Aspects of monopole operators in N=6 Chern-Simons theory

TL;DR

This paper studies monopole operators in the $\mathcal{N}=6$ $U(N)\times U(N)$ Chern-Simons-matter theory (ABJM-like) and develops a $1/k$ perturbation theory around exact classical monopole backgrounds to access the spectrum in sectors with flux. By placing the theory on $S^2\times\mathbb{R}$ and solving the classical equations of motion with magnetic flux, the authors construct explicit backgrounds and then quantize fluctuations to leading order in $1/k$, enabling computation of the superconformal index.

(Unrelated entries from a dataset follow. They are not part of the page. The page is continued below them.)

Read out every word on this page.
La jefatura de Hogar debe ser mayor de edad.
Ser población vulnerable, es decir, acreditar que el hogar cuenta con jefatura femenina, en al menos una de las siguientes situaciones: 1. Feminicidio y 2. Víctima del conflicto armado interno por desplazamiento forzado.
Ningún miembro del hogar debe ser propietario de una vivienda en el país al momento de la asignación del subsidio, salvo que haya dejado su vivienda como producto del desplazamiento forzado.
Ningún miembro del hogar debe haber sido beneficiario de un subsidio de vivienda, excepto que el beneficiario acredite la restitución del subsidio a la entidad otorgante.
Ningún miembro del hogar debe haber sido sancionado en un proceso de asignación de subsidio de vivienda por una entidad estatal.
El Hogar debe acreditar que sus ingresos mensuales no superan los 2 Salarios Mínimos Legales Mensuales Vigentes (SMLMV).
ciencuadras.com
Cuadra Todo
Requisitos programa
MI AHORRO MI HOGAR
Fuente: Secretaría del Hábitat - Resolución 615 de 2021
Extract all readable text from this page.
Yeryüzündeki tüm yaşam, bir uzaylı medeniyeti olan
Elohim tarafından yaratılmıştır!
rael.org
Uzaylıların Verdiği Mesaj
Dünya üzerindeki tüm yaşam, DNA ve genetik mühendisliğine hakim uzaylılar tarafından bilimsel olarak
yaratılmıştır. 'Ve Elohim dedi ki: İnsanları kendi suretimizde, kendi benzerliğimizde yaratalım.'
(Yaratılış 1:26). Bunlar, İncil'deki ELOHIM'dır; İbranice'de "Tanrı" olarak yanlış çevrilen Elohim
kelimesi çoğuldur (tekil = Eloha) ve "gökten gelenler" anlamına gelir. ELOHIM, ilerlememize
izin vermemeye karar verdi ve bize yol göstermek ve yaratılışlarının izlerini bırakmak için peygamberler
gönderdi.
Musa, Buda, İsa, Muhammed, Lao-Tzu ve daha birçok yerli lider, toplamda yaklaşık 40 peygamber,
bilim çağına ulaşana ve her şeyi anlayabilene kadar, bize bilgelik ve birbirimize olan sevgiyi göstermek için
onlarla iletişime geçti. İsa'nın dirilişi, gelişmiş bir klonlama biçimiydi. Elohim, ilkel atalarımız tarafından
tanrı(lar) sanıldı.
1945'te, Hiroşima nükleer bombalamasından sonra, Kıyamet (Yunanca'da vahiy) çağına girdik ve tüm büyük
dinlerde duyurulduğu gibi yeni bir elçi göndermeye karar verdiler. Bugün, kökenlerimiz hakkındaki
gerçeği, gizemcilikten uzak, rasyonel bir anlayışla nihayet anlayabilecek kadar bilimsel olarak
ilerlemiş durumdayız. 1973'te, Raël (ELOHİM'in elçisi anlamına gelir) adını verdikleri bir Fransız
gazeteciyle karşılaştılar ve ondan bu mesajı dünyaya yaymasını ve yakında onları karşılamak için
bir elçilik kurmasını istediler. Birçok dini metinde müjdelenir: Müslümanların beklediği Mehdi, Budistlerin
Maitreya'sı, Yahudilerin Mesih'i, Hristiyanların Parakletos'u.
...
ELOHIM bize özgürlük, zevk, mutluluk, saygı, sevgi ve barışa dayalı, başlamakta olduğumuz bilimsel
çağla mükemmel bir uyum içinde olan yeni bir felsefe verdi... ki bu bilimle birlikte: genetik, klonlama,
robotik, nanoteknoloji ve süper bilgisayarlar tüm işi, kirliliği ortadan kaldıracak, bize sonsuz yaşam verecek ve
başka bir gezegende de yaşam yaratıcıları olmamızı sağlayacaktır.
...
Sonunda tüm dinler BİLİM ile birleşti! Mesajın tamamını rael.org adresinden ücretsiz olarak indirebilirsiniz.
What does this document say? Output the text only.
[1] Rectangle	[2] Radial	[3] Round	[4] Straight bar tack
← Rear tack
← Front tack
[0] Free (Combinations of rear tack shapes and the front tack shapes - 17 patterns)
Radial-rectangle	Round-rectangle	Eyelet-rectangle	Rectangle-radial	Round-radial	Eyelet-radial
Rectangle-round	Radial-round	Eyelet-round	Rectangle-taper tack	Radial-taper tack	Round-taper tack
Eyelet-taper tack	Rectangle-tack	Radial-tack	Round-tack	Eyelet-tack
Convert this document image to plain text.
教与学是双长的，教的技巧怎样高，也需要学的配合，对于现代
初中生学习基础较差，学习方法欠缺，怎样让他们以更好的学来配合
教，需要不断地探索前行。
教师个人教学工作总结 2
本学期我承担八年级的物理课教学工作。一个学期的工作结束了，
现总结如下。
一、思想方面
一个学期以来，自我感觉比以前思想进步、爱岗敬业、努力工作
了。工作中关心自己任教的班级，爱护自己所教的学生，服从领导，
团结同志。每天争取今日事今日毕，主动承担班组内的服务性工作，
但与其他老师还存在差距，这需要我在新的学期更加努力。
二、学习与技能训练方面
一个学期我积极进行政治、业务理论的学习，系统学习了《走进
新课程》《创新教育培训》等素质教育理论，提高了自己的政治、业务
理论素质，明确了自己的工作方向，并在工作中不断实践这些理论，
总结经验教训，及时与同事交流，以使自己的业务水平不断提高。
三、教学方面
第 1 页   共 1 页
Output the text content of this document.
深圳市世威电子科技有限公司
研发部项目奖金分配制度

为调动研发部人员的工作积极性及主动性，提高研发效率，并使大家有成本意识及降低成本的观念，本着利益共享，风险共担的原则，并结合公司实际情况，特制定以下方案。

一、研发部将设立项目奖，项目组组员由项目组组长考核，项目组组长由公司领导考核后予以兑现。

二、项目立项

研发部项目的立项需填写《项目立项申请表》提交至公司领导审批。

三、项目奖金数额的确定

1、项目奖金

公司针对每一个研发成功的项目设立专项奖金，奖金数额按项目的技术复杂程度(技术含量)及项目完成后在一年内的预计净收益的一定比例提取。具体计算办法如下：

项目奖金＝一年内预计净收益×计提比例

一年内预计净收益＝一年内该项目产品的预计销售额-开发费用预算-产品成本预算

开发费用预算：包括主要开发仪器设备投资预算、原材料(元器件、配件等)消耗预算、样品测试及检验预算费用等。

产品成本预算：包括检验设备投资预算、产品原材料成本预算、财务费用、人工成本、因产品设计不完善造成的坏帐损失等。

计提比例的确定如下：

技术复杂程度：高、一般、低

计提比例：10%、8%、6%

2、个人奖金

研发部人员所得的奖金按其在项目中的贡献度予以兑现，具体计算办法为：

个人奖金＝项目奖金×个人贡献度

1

The resulting index, including monopole sectors, matches the localization results obtained by Kim 2009, with the crucial role played by mixing between gauge fields and certain matter scalars described by odd-dimensional self-duality-like equations. The work also outlines generalizations to more complicated flux patterns and discusses open problems, including the $H\neq\tilde{H}$ sector and implications for open-string dynamics in AdS4/CFT3 contexts.

Abstract

We study local operators of U(N)xU(N) N=6 Chern-Simons-matter theory including a class of magnetic monopole operators. To take into account the interaction of monopoles and basic fields for large Chern-Simons level k, we consider the appropriate perturbation theory in 1/k which reliably describes small excitations around protected chiral operators. We also compute the superconformal index with some simple monopole operators and show that it agrees with the recent result obtained from localization. For this agreement, it is crucial that excitations of gauge fields and some matter scalars mix, which is described classically by odd dimensional self-duality like equations.